I understand that parts of Jesus’ crown of thorns are in Jerusalem, Paris, and Rome. Who found them? Are these really from Jesus’ crown? Is there a devotion to them?


According to the New Catholic Encyclopedia, this relic was venerated in Jerusalem until it was taken to Constantinople (modern-day Istanbul) in 1063. Emperor Baldwin II (1118–1131) sold it to St. Louis IX, king of France, who in 1248 built the exquisite Sainte-Chapelle in Paris to house this relic, which is now in the Notre Dame Cathedral in Paris.

Early in the fourth century, St. Helena, mother of Emperor Constantine, organized excavations in Jerusalem on the site of a pagan temple intended to wipe out the memory of where Jesus was buried. Helena brought back to Rome several relics of Jesus’ passion, which were eventually housed in a chapel built as part of her palace, located on the site of the pagan temple to the Unconquered Sun. An 11th-century church was renovated seven centuries later in the Baroque style and is now the Basilica of Santa Croce in Gerusalemme (not far from St. John Lateran and St. Mary Major). The relic chapel here may have two thorns from Christ’s crown of thorns. St. Helena also brought back steps thought to have been part of Pilate’s residence in Jerusalem. These are the Holy Steps (Scala Sancta) next to St. John Lateran.

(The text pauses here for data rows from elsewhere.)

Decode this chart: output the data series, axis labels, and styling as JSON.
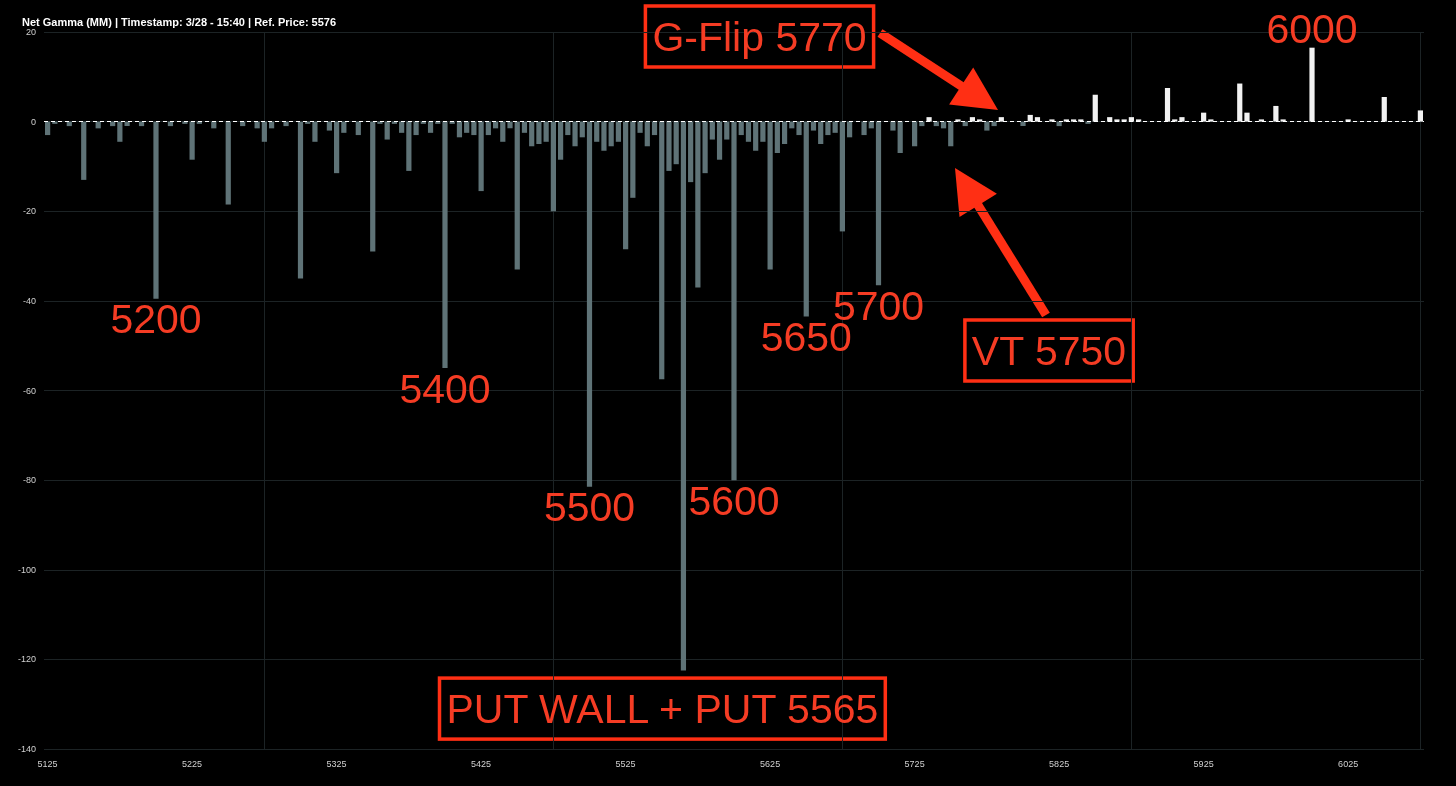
{
  "chart_data": {
    "type": "bar",
    "title": "Net Gamma (MM) | Timestamp: 3/28 - 15:40 | Ref. Price: 5576",
    "x": [
      5125,
      5130,
      5135,
      5140,
      5145,
      5150,
      5155,
      5160,
      5165,
      5170,
      5175,
      5180,
      5185,
      5190,
      5195,
      5200,
      5205,
      5210,
      5215,
      5220,
      5225,
      5230,
      5235,
      5240,
      5245,
      5250,
      5255,
      5260,
      5265,
      5270,
      5275,
      5280,
      5285,
      5290,
      5295,
      5300,
      5305,
      5310,
      5315,
      5320,
      5325,
      5330,
      5335,
      5340,
      5345,
      5350,
      5355,
      5360,
      5365,
      5370,
      5375,
      5380,
      5385,
      5390,
      5395,
      5400,
      5405,
      5410,
      5415,
      5420,
      5425,
      5430,
      5435,
      5440,
      5445,
      5450,
      5455,
      5460,
      5465,
      5470,
      5475,
      5480,
      5485,
      5490,
      5495,
      5500,
      5505,
      5510,
      5515,
      5520,
      5525,
      5530,
      5535,
      5540,
      5545,
      5550,
      5555,
      5560,
      5565,
      5570,
      5575,
      5580,
      5585,
      5590,
      5595,
      5600,
      5605,
      5610,
      5615,
      5620,
      5625,
      5630,
      5635,
      5640,
      5645,
      5650,
      5655,
      5660,
      5665,
      5670,
      5675,
      5680,
      5685,
      5690,
      5695,
      5700,
      5705,
      5710,
      5715,
      5720,
      5725,
      5730,
      5735,
      5740,
      5745,
      5750,
      5755,
      5760,
      5765,
      5770,
      5775,
      5780,
      5785,
      5790,
      5795,
      5800,
      5805,
      5810,
      5815,
      5820,
      5825,
      5830,
      5835,
      5840,
      5845,
      5850,
      5855,
      5860,
      5865,
      5870,
      5875,
      5880,
      5885,
      5890,
      5895,
      5900,
      5905,
      5910,
      5915,
      5920,
      5925,
      5930,
      5935,
      5940,
      5945,
      5950,
      5955,
      5960,
      5965,
      5970,
      5975,
      5980,
      5985,
      5990,
      5995,
      6000,
      6005,
      6010,
      6015,
      6020,
      6025,
      6030,
      6035,
      6040,
      6045,
      6050,
      6055,
      6060,
      6065,
      6070,
      6075
    ],
    "values": [
      -3,
      -0.5,
      0,
      -1,
      0,
      -13,
      0,
      -1.5,
      0,
      -1,
      -4.5,
      -1,
      0,
      -1,
      0,
      -39.5,
      0,
      -1,
      0,
      -0.5,
      -8.5,
      -0.5,
      0,
      -1.5,
      0,
      -18.5,
      0,
      -1,
      0,
      -1.5,
      -4.5,
      -1.5,
      0,
      -1,
      0,
      -35,
      -0.5,
      -4.5,
      0,
      -2,
      -11.5,
      -2.5,
      0,
      -3,
      0,
      -29,
      -0.5,
      -4,
      -0.5,
      -2.5,
      -11,
      -3,
      -0.5,
      -2.5,
      -0.5,
      -55,
      -0.5,
      -3.5,
      -2.5,
      -3,
      -15.5,
      -3,
      -1.5,
      -4.5,
      -1.5,
      -33,
      -2.5,
      -5.5,
      -5,
      -4.5,
      -20,
      -8.5,
      -3,
      -5.5,
      -3.5,
      -81.5,
      -4.5,
      -6.5,
      -5.5,
      -4.5,
      -28.5,
      -17,
      -2.5,
      -5.5,
      -3,
      -57.5,
      -11,
      -9.5,
      -122.5,
      -13.5,
      -37,
      -11.5,
      -4,
      -8.5,
      -4,
      -80,
      -3,
      -4.5,
      -6.5,
      -4.5,
      -33,
      -7,
      -5,
      -1.5,
      -3,
      -43.5,
      -2,
      -5,
      -3,
      -2.5,
      -24.5,
      -3.5,
      0,
      -3,
      -1.5,
      -36.5,
      0,
      -2,
      -7,
      0,
      -5.5,
      -1,
      1,
      -1,
      -1.5,
      -5.5,
      0.5,
      -1,
      1,
      0.5,
      -2,
      -1,
      1,
      0,
      0,
      -1,
      1.5,
      1,
      0,
      0.5,
      -1,
      0.5,
      0.5,
      0.5,
      -0.5,
      6,
      0,
      1,
      0.5,
      0.5,
      1,
      0.5,
      0,
      0,
      0,
      7.5,
      0.5,
      1,
      0,
      0,
      2,
      0.5,
      0,
      0,
      0,
      8.5,
      2,
      0,
      0.5,
      0,
      3.5,
      0.5,
      0,
      0,
      0,
      16.5,
      0,
      0,
      0,
      0,
      0.5,
      0,
      0,
      0,
      0,
      5.5,
      0,
      0,
      0,
      0,
      2.5
    ],
    "colors": [
      "#5f7377",
      "#5f7377",
      "#5f7377",
      "#5f7377",
      "#5f7377",
      "#5f7377",
      "#5f7377",
      "#5f7377",
      "#5f7377",
      "#5f7377",
      "#5f7377",
      "#5f7377",
      "#5f7377",
      "#5f7377",
      "#5f7377",
      "#5f7377",
      "#5f7377",
      "#5f7377",
      "#5f7377",
      "#5f7377",
      "#5f7377",
      "#5f7377",
      "#5f7377",
      "#5f7377",
      "#5f7377",
      "#5f7377",
      "#5f7377",
      "#5f7377",
      "#5f7377",
      "#5f7377",
      "#5f7377",
      "#5f7377",
      "#5f7377",
      "#5f7377",
      "#5f7377",
      "#5f7377",
      "#5f7377",
      "#5f7377",
      "#5f7377",
      "#5f7377",
      "#5f7377",
      "#5f7377",
      "#5f7377",
      "#5f7377",
      "#5f7377",
      "#5f7377",
      "#5f7377",
      "#5f7377",
      "#5f7377",
      "#5f7377",
      "#5f7377",
      "#5f7377",
      "#5f7377",
      "#5f7377",
      "#5f7377",
      "#5f7377",
      "#5f7377",
      "#5f7377",
      "#5f7377",
      "#5f7377",
      "#5f7377",
      "#5f7377",
      "#5f7377",
      "#5f7377",
      "#5f7377",
      "#5f7377",
      "#5f7377",
      "#5f7377",
      "#5f7377",
      "#5f7377",
      "#5f7377",
      "#5f7377",
      "#5f7377",
      "#5f7377",
      "#5f7377",
      "#5f7377",
      "#5f7377",
      "#5f7377",
      "#5f7377",
      "#5f7377",
      "#5f7377",
      "#5f7377",
      "#5f7377",
      "#5f7377",
      "#5f7377",
      "#5f7377",
      "#5f7377",
      "#5f7377",
      "#5f7377",
      "#5f7377",
      "#5f7377",
      "#5f7377",
      "#5f7377",
      "#5f7377",
      "#5f7377",
      "#5f7377",
      "#5f7377",
      "#5f7377",
      "#5f7377",
      "#5f7377",
      "#5f7377",
      "#5f7377",
      "#5f7377",
      "#5f7377",
      "#5f7377",
      "#5f7377",
      "#5f7377",
      "#5f7377",
      "#5f7377",
      "#5f7377",
      "#5f7377",
      "#5f7377",
      "#5f7377",
      "#5f7377",
      "#5f7377",
      "#5f7377",
      "#5f7377",
      "#5f7377",
      "#5f7377",
      "#5f7377",
      "#5f7377",
      "#5f7377",
      "#f2f2f2",
      "#5f7377",
      "#5f7377",
      "#5f7377",
      "#f2f2f2",
      "#5f7377",
      "#f2f2f2",
      "#f2f2f2",
      "#5f7377",
      "#5f7377",
      "#f2f2f2",
      "#5f7377",
      "#5f7377",
      "#5f7377",
      "#f2f2f2",
      "#f2f2f2",
      "#5f7377",
      "#f2f2f2",
      "#5f7377",
      "#f2f2f2",
      "#f2f2f2",
      "#f2f2f2",
      "#5f7377",
      "#f2f2f2",
      "#5f7377",
      "#f2f2f2",
      "#f2f2f2",
      "#f2f2f2",
      "#f2f2f2",
      "#f2f2f2",
      "#5f7377",
      "#5f7377",
      "#5f7377",
      "#f2f2f2",
      "#f2f2f2",
      "#f2f2f2",
      "#5f7377",
      "#5f7377",
      "#f2f2f2",
      "#f2f2f2",
      "#5f7377",
      "#5f7377",
      "#5f7377",
      "#f2f2f2",
      "#f2f2f2",
      "#5f7377",
      "#f2f2f2",
      "#5f7377",
      "#f2f2f2",
      "#f2f2f2",
      "#5f7377",
      "#5f7377",
      "#5f7377",
      "#f2f2f2",
      "#5f7377",
      "#5f7377",
      "#5f7377",
      "#5f7377",
      "#f2f2f2",
      "#5f7377",
      "#5f7377",
      "#5f7377",
      "#5f7377",
      "#f2f2f2",
      "#5f7377",
      "#5f7377",
      "#5f7377",
      "#5f7377",
      "#f2f2f2"
    ],
    "xlim": [
      5122.5,
      6077.5
    ],
    "xticks": [
      5125,
      5225,
      5325,
      5425,
      5525,
      5625,
      5725,
      5825,
      5925,
      6025,
      {
        "value": 5275,
        "label": null
      },
      {
        "value": 5475,
        "label": null
      },
      {
        "value": 5675,
        "label": null
      },
      {
        "value": 5875,
        "label": null
      },
      {
        "value": 6075,
        "label": null
      }
    ],
    "ylim": [
      -140,
      20
    ],
    "yticks": [
      -140,
      -120,
      -100,
      -80,
      -60,
      -40,
      -20,
      0,
      20
    ],
    "grid": true,
    "ref_lines": [
      {
        "axis": "y",
        "value": 0,
        "color": "#ffffff",
        "line_style": "dashed"
      }
    ],
    "annotations": [
      {
        "text": "5200",
        "x": 5200,
        "y": -39.5
      },
      {
        "text": "5400",
        "x": 5400,
        "y": -55
      },
      {
        "text": "5500",
        "x": 5500,
        "y": -81.5
      },
      {
        "text": "5600",
        "x": 5600,
        "y": -80
      },
      {
        "text": "5650",
        "x": 5650,
        "y": -43.5
      },
      {
        "text": "5700",
        "x": 5700,
        "y": -36.5
      },
      {
        "text": "6000",
        "x": 6000,
        "y": 16.5
      },
      "G-Flip 5770",
      "VT 5750",
      {
        "text": "PUT WALL + PUT 5565",
        "x": 5565,
        "y": -122.5
      }
    ]
  }
}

I have not been able to find a reference to any part of this in Jerusalem itself.

These relics remind us of Jesus’ passion, death, and resurrection. Our faith is firmly rooted in the paschal mystery—whether or not all the thorns, pieces of the cross on which he died, the Shroud of Turin, and other relics are genuine. Answers about their authenticity will come at the Last Judgment.